The Frankfurt benchmark index gained 0.3% in early trading, bringing it within 100 points of a high of 16,290 set in November 2021, as investors were encouraged by further signs of cooling inflation.
The country’s producer price index for April showed the annual rate of inflation had eased to 4.1% from 6.7% in March. The reading was 0.1 percentage point higher than the forecast by economists polled by Reuters.
The European regional Stoxx 600 rose 0.4%, while London’s FTSE 100 gained 0.3% on market open.
Traders also took a cue from Wall Street’s gains in the previous session, which followed the announcement that Washington politicians could vote on a bill to raise the US debt ceiling as early as next week, averting the default before the June 1 deadline.
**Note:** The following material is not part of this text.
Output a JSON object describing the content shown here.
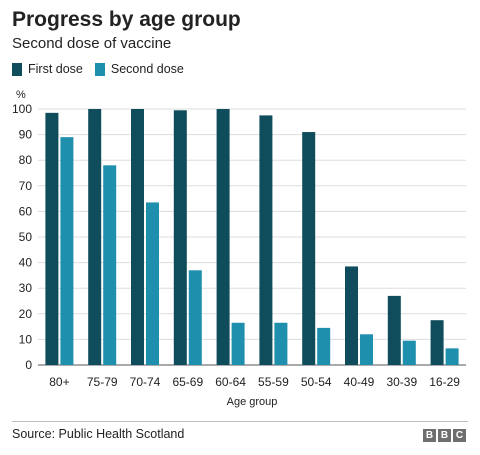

Investors were also preparing for public speeches by European Central Bank President Christine Lagarde and board member Isabel Schnabel, which could offer an indication of the path for the interest rates in the euro area as they appear in separate events throughout the day.
The central bank slowed the pace of its rate hikes this month, raising the deposit rate by a quarter of a percentage point to 3.25% and saying it had more ground to cover.
Federal Reserve Chairman Jay Powell and the Bank of England’s Jonathan Haskel will also speak on Friday.
Contracts tracking Wall Street’s benchmark S&P 500 and those tracking the heavy Nasdaq 100 were flat ahead of the New York open.
The yield on interest rate sensitive two-year Treasuries fell 0.05 percentage point to 4.23%. The 10-year benchmark yield lost 0.02 percentage points to 3.63%. Bond yields rise when prices fall.
The dollar index, which tracks the currency against a basket of six peers, fell 0.2%.
Asian equities fell as pessimism about the tech sector prevented the US rally from spreading to the region.
Hong Kong’s Hang Seng Index fell 1.5%, while China’s CSI 300 benchmark stock dropped 0.3% after weak third-quarter results from tech giant Alibaba dampened sentiment. investors.
China’s onshore currency fell 0.1% to 7.027 against the US dollar, its lowest level since December after April Chinese data showed weak consumption and industrial production, as well as record youth unemployment. The numbers pointed to a faltering economic recovery after the dissolution of its zero-Covid limits last year.